How to efficiently enumerate a Restricted Gray Code?

Question

I'm looking for an algorithm which enumeration all binary strings of length n in a Gray code manner, with the restriction that all strings have at most hamming weight <= k. For example n=4,k=2:

0000
0001
0011
0010
0110
---- skipped
0101
0100
1100
---- skipped
---- skipped
---- skipped
1010
---- skipped
1001
1000

n and k are known constants. The classic Gray code has two very important features: One can simply compute the i-th element a as i ^ (i >> 1) and given the i-th element a one can compute the next one as a ^ ctz(i+1), where ctz returns the number of trailing zeros (gcc buildin function).

So im looking for something like a "restricted" Gray code, with this features, which should be easy and fast computable.

The most straight forward solution would be to insert a popcount into the loop, which branches if a code word has the wrong weight. Sadly this is far to expensive in my setting: n = 45-50 and k = 15-18.

Answer 1

I'm not sure this is what you're looking for but let's give it a try...

The ith element of the code is calculated using the formula you mentioned: G[i] = i ^ (i >> 1). Another feature of the Gray code is that any element is different from the previous one in a single place, therefore the bitwise xor operation between an element G[i] and its predecessor G[i-1], will result in a single bit being equal to one, at the position d at which the two element are different from each other. For instance G[i] ^ G[i-1] = 0101 ^ 0111 = 0010. Now the bitwise and operation between this result and the element G[i], will give 0 only if G[i] has a 0 at position d, otherwise the result will be equal to 2 ^ d, with d starting from 0. So, if (G[i] ^ G[i-1]) & G[i] == 0 it means that at the only place the two elements differ, G[i] has a 0 instead of a 1 and therefore its Hamming weight is 1 less than the one of G[i-1]. On the other hand if (G[i] ^ G[i-1]) & G[i] != 0, the Hamming weight of G[i] is 1 more than the one of G[i-1]. In order to know the Hamming weight of an element you just have to keep track of the weight of the previous elements. Starting from 0 and adding or subtracting 1 each time based on the result of (G[i] ^ G[i-1]) & G[i]. Hopefully this is somewhat comprehensible...

At a first glance I would say that this should perform better than the version using popcount but it may also depend on how operations are implemented both in software and hardware. I'm not particularly expert in this regard.

Here is the code:

#include <stdio.h>
#include <stdint.h>

void printBinary(uint64_t number);   // function for printing the variable in binary

int main()
{
    int k = 18;       // max Hamming weight
    int iter = 1000;  // number of codes to check

    uint64_t Gnew = 0;
    uint64_t Gold = 0;

    int i = 0;
    int count = 0;   // counter holding the Hamming weight of the current element

    printBinary(Gold);   // print the first element (0)

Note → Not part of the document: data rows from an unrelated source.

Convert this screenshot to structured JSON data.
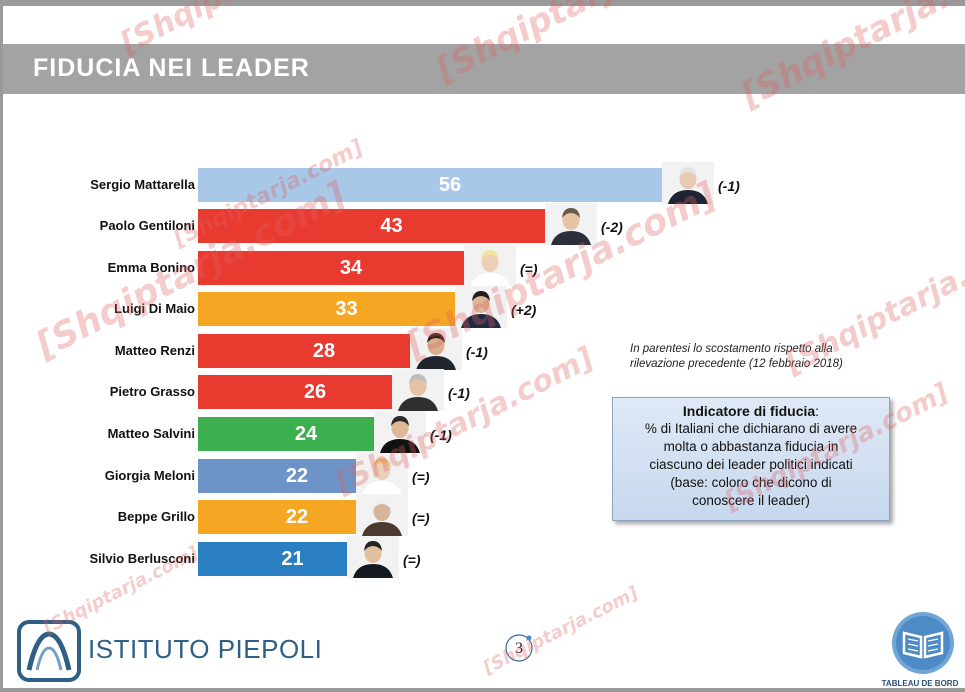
{
  "header": {
    "title": "FIDUCIA NEI LEADER"
  },
  "chart_data": {
    "type": "bar",
    "orientation": "horizontal",
    "categories": [
      "Sergio Mattarella",
      "Paolo Gentiloni",
      "Emma Bonino",
      "Luigi Di Maio",
      "Matteo Renzi",
      "Pietro Grasso",
      "Matteo Salvini",
      "Giorgia Meloni",
      "Beppe Grillo",
      "Silvio Berlusconi"
    ],
    "values": [
      56,
      43,
      34,
      33,
      28,
      26,
      24,
      22,
      22,
      21
    ],
    "value_labels": [
      "56",
      "43",
      "34",
      "33",
      "28",
      "26",
      "24",
      "22",
      "22",
      "21"
    ],
    "changes": [
      "(-1)",
      "(-2)",
      "(=)",
      "(+2)",
      "(-1)",
      "(-1)",
      "(-1)",
      "(=)",
      "(=)",
      "(=)"
    ],
    "bar_colors": [
      "#a9c8e7",
      "#e93a30",
      "#e93a30",
      "#f5a623",
      "#e93a30",
      "#e93a30",
      "#3cb04f",
      "#6e93c8",
      "#f5a623",
      "#2a7fc3"
    ],
    "portraits": [
      "portrait-mattarella",
      "portrait-gentiloni",
      "portrait-bonino",
      "portrait-di-maio",
      "portrait-renzi",
      "portrait-grasso",
      "portrait-salvini",
      "portrait-meloni",
      "portrait-grillo",
      "portrait-berlusconi"
    ],
    "xlim": [
      0,
      60
    ],
    "grid": false,
    "legend": "none"
  },
  "note": {
    "line1": "In parentesi lo scostamento rispetto alla",
    "line2": "rilevazione precedente (12 febbraio 2018)"
  },
  "info_box": {
    "title": "Indicatore di fiducia",
    "title_suffix": ":",
    "lines": [
      "% di Italiani che dichiarano di avere",
      "molta o abbastanza fiducia in",
      "ciascuno dei leader politici indicati",
      "(base: coloro che dicono di",
      "conoscere il leader)"
    ]
  },
  "footer": {
    "logo_text": "ISTITUTO PIEPOLI",
    "page_number": "3",
    "badge_label": "TABLEAU DE BORD"
  },
  "watermark": {
    "text": "[Shqiptarja.com]"
  },
  "colors": {
    "title_band": "#a3a3a3",
    "logo_blue": "#2f5f86",
    "watermark": "#e05f5f"
  }
}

    for (i = 1; i < iter; i++){

        Gnew = i ^ (i >> 1);   // generate the ith element of the Gray code

        if (((Gnew ^ Gold) & Gnew) != 0){   // checks if the new element has one 1 more than the previous
            count++;                        // and increases the counter
        }else{          // or has one 1 less
            count--;    // and decreases the counter
        }
        if(count <= k){    // if element has weight smaller or equal to k print the element
            printBinary(Gnew);
        }

        Gold = Gnew;
    }

    return 0;
}

void printBinary(uint64_t number)    // from https://stackoverflow.com/questions/47326588/c-print-unsigned-int-in-a-binary-base
                                     // with some modifications
{
    int i;

    for(i = 63; i >= 0; i--){
        if(number >> i & 0x1){
                putchar('1');
        }else{
            putchar('0');
        }
    }

    putchar('\n');

    return;
}